What llms.txt is for
llms.txt is an emerging convention for publishing machine-readable guidance about how large language models, answer engines, crawlers, and automated tools should interpret a website. It is not a security layer and it is not a legal contract by itself. Its value is communication: it gives crawlers, product teams, and people a clear place to find your preferences.
For a publisher, documentation site, blog, course archive, or small content business, the first useful version can be simple. It can state that public pages may be read and summarized, that short excerpts are acceptable when the source is credited, and that full article republication or removal of author names is not allowed. That clarity helps humans too, because editors, partners, and developers can quickly understand how you want the site referenced.
What to include
A starter llms.txt file should include the site URL, allowed uses, disallowed uses, preferred attribution, and a contact path for permission requests. Keep the language concrete. Instead of broad claims about protection, describe the behavior you want: link to the original page, preserve author names, avoid republishing full articles, and do not misrepresent summaries as original work.
The file should be easy to maintain. If you run a blog, you may keep one policy at the root of the domain. If you run a documentation site with permissive reuse, your policy may say that summaries and short code examples are allowed with source links. If you publish paid course material, your policy can explain that previews and summaries are different from full lesson reproduction.
How it works with robots.txt
robots.txt and llms.txt serve different purposes. robots.txt is a crawler access file that many bots check before fetching URLs. llms.txt is better understood as policy context for AI systems and teams that want to know how a site prefers to be cited or summarized. You can use both: robots.txt for crawl access preferences, llms.txt for attribution and reuse preferences.
Because the convention is still developing, do not assume every crawler will read or obey your file. Treat it as one signal among several: visible attribution text, copyright notices, canonical links, structured metadata, and clear terms pages all reinforce the same message. The stronger your public signals are, the easier it is for responsible systems to credit the right source.

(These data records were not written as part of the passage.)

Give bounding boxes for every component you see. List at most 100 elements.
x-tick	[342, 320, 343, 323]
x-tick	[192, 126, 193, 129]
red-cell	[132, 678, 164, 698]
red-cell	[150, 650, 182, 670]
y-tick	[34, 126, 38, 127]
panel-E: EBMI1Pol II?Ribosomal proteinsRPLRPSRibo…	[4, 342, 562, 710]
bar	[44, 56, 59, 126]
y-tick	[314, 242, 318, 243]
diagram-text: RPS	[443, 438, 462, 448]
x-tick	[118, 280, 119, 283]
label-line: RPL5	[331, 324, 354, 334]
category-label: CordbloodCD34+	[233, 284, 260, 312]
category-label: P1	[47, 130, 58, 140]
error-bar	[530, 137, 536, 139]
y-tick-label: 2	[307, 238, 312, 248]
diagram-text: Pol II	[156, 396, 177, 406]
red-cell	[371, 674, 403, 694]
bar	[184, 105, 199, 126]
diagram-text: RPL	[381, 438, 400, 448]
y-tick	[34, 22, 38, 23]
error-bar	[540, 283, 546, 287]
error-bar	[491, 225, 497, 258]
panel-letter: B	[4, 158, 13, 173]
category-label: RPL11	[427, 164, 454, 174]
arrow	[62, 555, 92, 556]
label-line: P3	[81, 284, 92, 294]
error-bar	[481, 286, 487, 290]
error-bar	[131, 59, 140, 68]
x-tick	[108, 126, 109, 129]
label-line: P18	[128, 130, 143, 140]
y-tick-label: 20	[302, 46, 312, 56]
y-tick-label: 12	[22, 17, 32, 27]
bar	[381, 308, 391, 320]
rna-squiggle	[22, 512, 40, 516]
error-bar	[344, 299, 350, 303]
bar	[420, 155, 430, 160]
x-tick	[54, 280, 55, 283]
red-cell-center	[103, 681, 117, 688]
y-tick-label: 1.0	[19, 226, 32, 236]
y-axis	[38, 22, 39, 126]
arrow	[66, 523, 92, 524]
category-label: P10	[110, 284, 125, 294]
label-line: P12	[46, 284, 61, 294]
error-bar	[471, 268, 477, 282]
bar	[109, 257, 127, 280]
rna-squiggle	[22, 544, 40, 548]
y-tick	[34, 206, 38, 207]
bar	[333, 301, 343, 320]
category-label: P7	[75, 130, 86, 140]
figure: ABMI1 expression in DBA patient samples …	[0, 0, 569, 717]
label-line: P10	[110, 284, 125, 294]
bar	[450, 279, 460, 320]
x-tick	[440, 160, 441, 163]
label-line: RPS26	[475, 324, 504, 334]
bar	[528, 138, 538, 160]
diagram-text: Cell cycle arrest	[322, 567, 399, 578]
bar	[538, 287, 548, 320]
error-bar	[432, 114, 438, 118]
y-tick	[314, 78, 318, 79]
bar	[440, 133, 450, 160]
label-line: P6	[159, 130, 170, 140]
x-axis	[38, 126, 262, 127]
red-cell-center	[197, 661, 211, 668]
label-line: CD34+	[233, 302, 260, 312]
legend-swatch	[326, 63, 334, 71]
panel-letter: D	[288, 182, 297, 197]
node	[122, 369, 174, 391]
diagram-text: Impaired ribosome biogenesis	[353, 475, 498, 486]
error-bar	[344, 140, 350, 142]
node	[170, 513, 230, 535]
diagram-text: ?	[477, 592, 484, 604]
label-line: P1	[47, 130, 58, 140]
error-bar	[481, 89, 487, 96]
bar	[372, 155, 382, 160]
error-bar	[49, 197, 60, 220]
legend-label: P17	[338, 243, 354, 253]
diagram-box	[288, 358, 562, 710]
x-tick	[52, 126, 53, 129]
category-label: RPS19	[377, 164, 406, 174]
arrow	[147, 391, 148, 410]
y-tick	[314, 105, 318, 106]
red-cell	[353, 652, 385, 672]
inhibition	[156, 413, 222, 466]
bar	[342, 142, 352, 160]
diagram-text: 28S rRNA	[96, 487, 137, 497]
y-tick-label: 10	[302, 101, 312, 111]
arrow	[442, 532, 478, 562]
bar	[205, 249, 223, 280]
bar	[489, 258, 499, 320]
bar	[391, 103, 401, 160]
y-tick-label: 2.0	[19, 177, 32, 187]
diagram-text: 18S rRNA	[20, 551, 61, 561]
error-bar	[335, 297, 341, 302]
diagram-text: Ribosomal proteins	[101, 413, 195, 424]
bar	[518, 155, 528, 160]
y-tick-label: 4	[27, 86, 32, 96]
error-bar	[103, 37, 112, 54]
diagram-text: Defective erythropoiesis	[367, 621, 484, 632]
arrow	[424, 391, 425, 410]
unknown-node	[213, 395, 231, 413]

A practical publishing workflow
Generate a first draft, review it against your publishing goals, and place it at the root of your site as /llms.txt. Add a short attribution statement to your footer or article template so humans can also see your preferences. Then update your robots.txt and terms pages only where they match the same policy. Consistency matters more than legal-sounding complexity.

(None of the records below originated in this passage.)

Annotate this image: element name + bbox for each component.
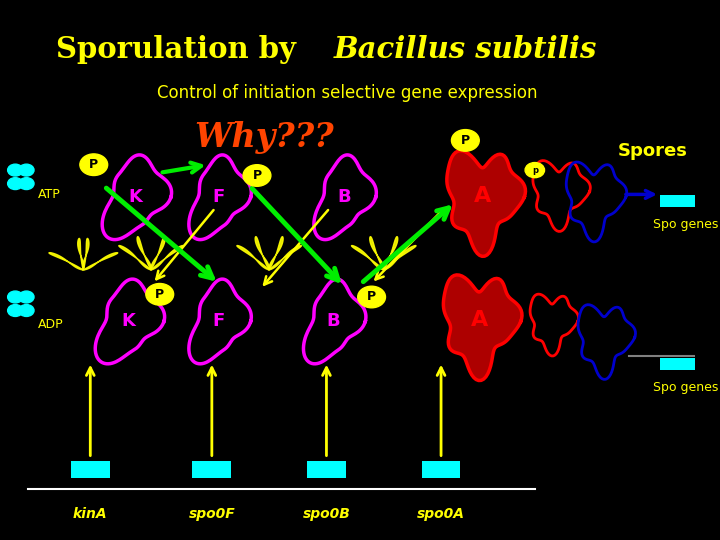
Polygon shape	[151, 237, 165, 270]
Circle shape	[8, 178, 23, 190]
Polygon shape	[49, 253, 84, 270]
Text: spo0B: spo0B	[302, 507, 351, 521]
Text: P: P	[367, 291, 376, 303]
Circle shape	[451, 130, 480, 151]
Text: Control of initiation selective gene expression: Control of initiation selective gene exp…	[157, 84, 538, 102]
Polygon shape	[269, 246, 302, 270]
Circle shape	[358, 286, 385, 308]
Polygon shape	[78, 239, 84, 270]
Text: kinA: kinA	[73, 507, 107, 521]
Polygon shape	[444, 275, 522, 381]
Text: Bacillus subtilis: Bacillus subtilis	[333, 35, 597, 64]
Text: K: K	[122, 312, 135, 330]
Text: B: B	[337, 188, 351, 206]
Text: B: B	[327, 312, 341, 330]
Text: spo0A: spo0A	[417, 507, 465, 521]
Circle shape	[80, 154, 108, 176]
Text: F: F	[212, 188, 225, 206]
Circle shape	[525, 163, 544, 178]
FancyBboxPatch shape	[422, 461, 461, 478]
Text: A: A	[474, 186, 491, 206]
Text: P: P	[89, 158, 99, 171]
Polygon shape	[255, 237, 269, 270]
Circle shape	[8, 291, 23, 303]
Text: P: P	[253, 169, 261, 182]
Circle shape	[8, 164, 23, 176]
Circle shape	[8, 305, 23, 316]
Circle shape	[146, 284, 174, 305]
Text: Spores: Spores	[618, 142, 688, 160]
Text: A: A	[471, 310, 488, 330]
Text: Spo genes: Spo genes	[653, 381, 719, 394]
Text: P: P	[461, 134, 470, 147]
FancyBboxPatch shape	[660, 195, 712, 207]
FancyBboxPatch shape	[192, 461, 231, 478]
Polygon shape	[137, 237, 151, 270]
Polygon shape	[447, 151, 526, 256]
Text: P: P	[156, 288, 164, 301]
Polygon shape	[83, 239, 89, 270]
Text: p: p	[532, 166, 538, 174]
Polygon shape	[370, 237, 384, 270]
Polygon shape	[151, 246, 184, 270]
Text: Sporulation by: Sporulation by	[55, 35, 306, 64]
Text: ADP: ADP	[38, 318, 64, 330]
Polygon shape	[384, 246, 416, 270]
Circle shape	[19, 178, 34, 190]
Polygon shape	[119, 246, 151, 270]
Polygon shape	[351, 246, 384, 270]
Polygon shape	[384, 237, 397, 270]
Circle shape	[19, 291, 34, 303]
Text: ATP: ATP	[38, 188, 61, 201]
Polygon shape	[237, 246, 269, 270]
FancyBboxPatch shape	[71, 461, 109, 478]
Text: Spo genes: Spo genes	[653, 218, 719, 231]
Polygon shape	[269, 237, 283, 270]
Polygon shape	[84, 253, 117, 270]
Circle shape	[243, 165, 271, 186]
Text: K: K	[128, 188, 143, 206]
Text: spo0F: spo0F	[189, 507, 235, 521]
Circle shape	[19, 305, 34, 316]
Text: F: F	[212, 312, 225, 330]
FancyBboxPatch shape	[307, 461, 346, 478]
Circle shape	[19, 164, 34, 176]
FancyBboxPatch shape	[660, 358, 712, 370]
Text: Why???: Why???	[194, 122, 334, 154]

Review the file monthly or quarterly. AI crawler names, answer engine behavior, and content citation conventions change quickly. A short, current policy is usually more useful than a dense policy that nobody maintains. Start with the template, publish the minimum useful version, and improve it as your site grows.
Before you publish
Read the generated file as if you were a crawler operator, a search product manager, and a reader. Each audience should be able to understand the same basic point: public pages can be summarized in limited ways, source links should remain visible, and full republication is outside the intended use. If a sentence sounds impressive but does not guide behavior, simplify it.
After publishing, test the URL directly in a browser and with a plain text fetch. The file should load without redirects to a login page, should use ordinary UTF-8 text, and should not depend on JavaScript. Add a link to the policy from a human-readable page so editors and partners can find the same guidance. When your site adds new sections, revisit the file and make sure the policy still describes your actual content.